How I Lost My Teaching Job by Chuck Taylor

He was from Romania. He’d come in ‘38 and in ‘59 he’d joined the John Birth Society. In ‘64 he and his wife took the apartment above the garage back of their house and made it into a bookstore. Their property stretched through the block to the next street, so they were able to post a big sign on the side of the garage and provide an entryway for cars.

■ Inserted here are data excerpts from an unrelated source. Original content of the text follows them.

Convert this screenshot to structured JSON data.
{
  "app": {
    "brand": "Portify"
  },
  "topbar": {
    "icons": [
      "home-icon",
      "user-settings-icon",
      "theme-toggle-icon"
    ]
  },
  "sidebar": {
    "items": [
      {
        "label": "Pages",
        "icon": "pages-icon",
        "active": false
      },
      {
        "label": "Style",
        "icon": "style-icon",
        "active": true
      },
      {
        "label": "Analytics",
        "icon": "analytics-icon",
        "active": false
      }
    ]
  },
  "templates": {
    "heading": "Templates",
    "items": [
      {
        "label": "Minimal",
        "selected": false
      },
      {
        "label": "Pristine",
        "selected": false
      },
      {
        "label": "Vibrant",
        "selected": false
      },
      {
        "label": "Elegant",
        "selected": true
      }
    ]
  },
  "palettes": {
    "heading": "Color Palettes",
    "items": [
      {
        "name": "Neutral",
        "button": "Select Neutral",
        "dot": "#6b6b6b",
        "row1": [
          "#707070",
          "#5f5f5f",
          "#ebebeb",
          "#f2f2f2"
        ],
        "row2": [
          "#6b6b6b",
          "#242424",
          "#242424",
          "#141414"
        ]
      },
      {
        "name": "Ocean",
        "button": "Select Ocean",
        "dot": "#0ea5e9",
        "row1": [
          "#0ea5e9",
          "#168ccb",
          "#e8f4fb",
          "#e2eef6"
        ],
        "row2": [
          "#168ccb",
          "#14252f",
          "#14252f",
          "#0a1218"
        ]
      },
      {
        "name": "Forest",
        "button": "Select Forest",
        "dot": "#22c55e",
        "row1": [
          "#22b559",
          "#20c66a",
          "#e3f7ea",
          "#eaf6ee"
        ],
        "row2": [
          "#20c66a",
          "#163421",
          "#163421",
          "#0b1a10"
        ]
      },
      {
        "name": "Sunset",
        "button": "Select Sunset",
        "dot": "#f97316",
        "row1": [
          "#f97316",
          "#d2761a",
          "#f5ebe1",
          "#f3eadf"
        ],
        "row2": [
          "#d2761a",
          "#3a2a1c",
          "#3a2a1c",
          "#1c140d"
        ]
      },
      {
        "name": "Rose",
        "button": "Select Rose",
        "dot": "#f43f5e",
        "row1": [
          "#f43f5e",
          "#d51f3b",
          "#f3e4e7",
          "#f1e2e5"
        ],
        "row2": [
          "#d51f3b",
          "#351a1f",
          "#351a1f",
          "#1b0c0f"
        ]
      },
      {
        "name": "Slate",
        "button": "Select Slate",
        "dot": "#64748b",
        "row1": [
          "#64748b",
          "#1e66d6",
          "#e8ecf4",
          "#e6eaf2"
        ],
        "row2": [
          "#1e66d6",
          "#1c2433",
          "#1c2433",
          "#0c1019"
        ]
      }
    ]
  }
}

     I’d come by to see if the bookstore might carry the books of fiction and poetry I’d published on an El Paso friend’s small press. The year was 1077 and I was thirty-four and ignorant, not aware that the American Opinion Bookstores were connected with the John Birch Society.

    “Leave them here,” the Romanian said. “My wife and I will look them over.”

    They took me into their house, showed me around, and offered a cup of tea. White hair shinning and in their seventies, they were trim and energetic.

    “I was an accountant,” he said. “I never made big money. My wife and I did the restoration on this house. We hired Mexicans to redo the woodwork and install the stained glass. We never had children. It gave us a worthwhile project to carry out.”

     “It’s beautiful,” I said. “When was the house built?”

     “In 1894,” he said, “by the Kukendalls, an important pioneer El Paso family.”

      I didn’t know if his history was correct.

     “We’re worried about the future generations,” the wife said. “Andrei, he sends out countless letters a day to senators and congressmen, but you’re a teacher at the college. You could have an influence on the next generation.”

     I did not say that I was having trouble reaching my students. To them I seemed a hippie thumbing his nose at society. All they wanted was to become part of society and make good money to help their families.

    “We’d like you to read these books,” they both insisted. “People have the wrong idea about the Society. It’s a family. Members come and stay with us.”

     “Oh,” I said. “Didn’t a big candy manufacturer start it? Welch?”

     “We’re interested in what you have to say about our books,” she said. “Take these copies with you.”

     “Yes,” he said. “We’ll give you a call next week.”

     When he called three weeks later he told me he couldn’t carry the books the El Paso press had published. They had sex and some of them talked of adultery.

     I told him I didn’t like his books either. The authors seemed shallow. They wrote as if the worst thing to happen was the death of their cats. I said that authors wrote about things like sex and adultery because they happen in life.

     I continued driving by the small American Opinion Bookstore on the second floor of their garage.  The bookstore was a part of The John Birch Society, which continues to this day but is less in the news.

    It is known as a radical, far-right organization.

    I don’t know if they approve of the current president, Donald J. Trump, or not.

    But back then I never saw any cars in their customer parking lot.

Chuck Taylor has worked as a dishwasher, a hospital maintenance man, a laundry worker, as well as a professor. He has replace roofs, slept in his car, been a CETA Poet in Residence in Salt Lake City, worked in the NEA poets-in-the-schools program around Texas. Today he’s been listening to Chopin and reading the great El Paso writer Elroy Bode. He has published two novels, 3 memoirs, 2 short story collections, and 8 volumes of poetry.